Might I suggest they start with that big, bloated money-pit that is the NHS? Perhaps if they no longer have the means to chuck good money after bad, they will undertake the root-and-branch reform that is needed to actually provide a bit of value for money. If the pressure is on and they can no longer be ‘the party that pumps the most into the NHS’, the government could try something completely different. You never know what could be achieved with north of £150bn a year.
Also, those 91,000 civil service jobs that may or may not be cut in the latest drive for efficiency? That may take on a little more urgency when there is a big fiscal hole to fill. Why not? Bring it on! The private sector job market has too many vacancies, after all.
If these reforms and cuts mean that the government doesn’t have as much time to meddle in our day-to-day lives, then the PM will have inadvertently scored another goal. With less money sloshing around Whitehall, perhaps we would be spared such things as the nannying, illiberal anti-smoking report that surfaced from the deep today. A chance would be a fine thing.
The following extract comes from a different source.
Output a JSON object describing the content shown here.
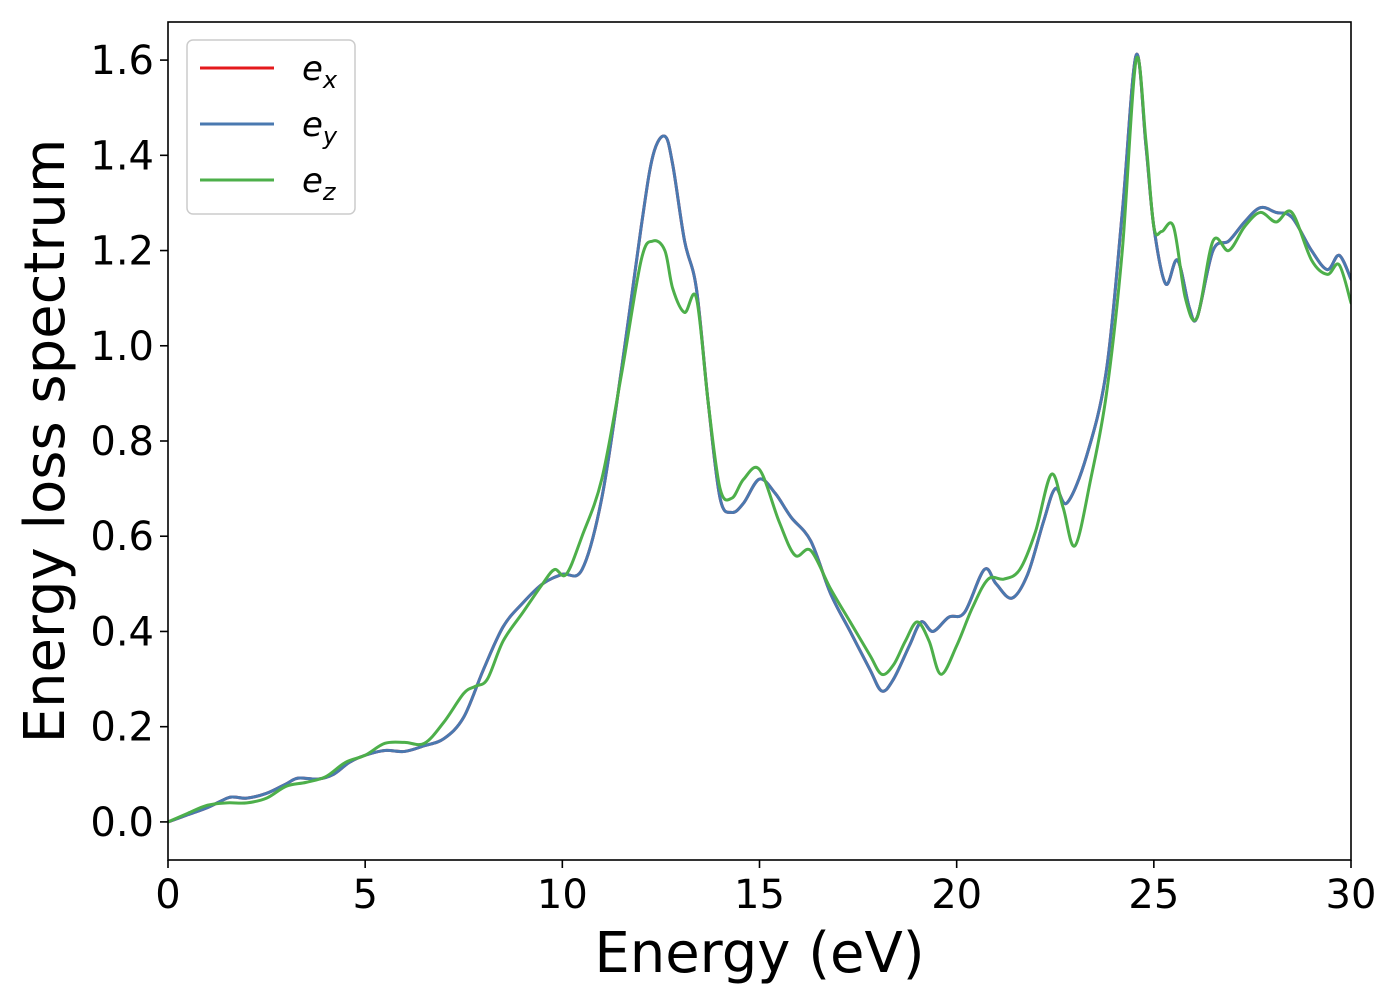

As if by magic, all of this added together amounts to the green shoots of an honest-to-goodness small-state, conservative government. After the last few years, who would have thought we could have one of those?
The Prime Minister would be on to a winner with this plan. He would regain his star with the public (and possibly his ability to win elections), shining bright as the man who thought big to tackle the cost-of-living crisis. He would also bump himself back into being a real conservative. He would see again the majesty of leaving people alone to spend their own money, of letting them make their own choices without the government popping up over the top of the fence to take a look and make notes for the wardens.
He would be the Prime Minister that people needed, and one that people wanted. He just needs to cut some tax.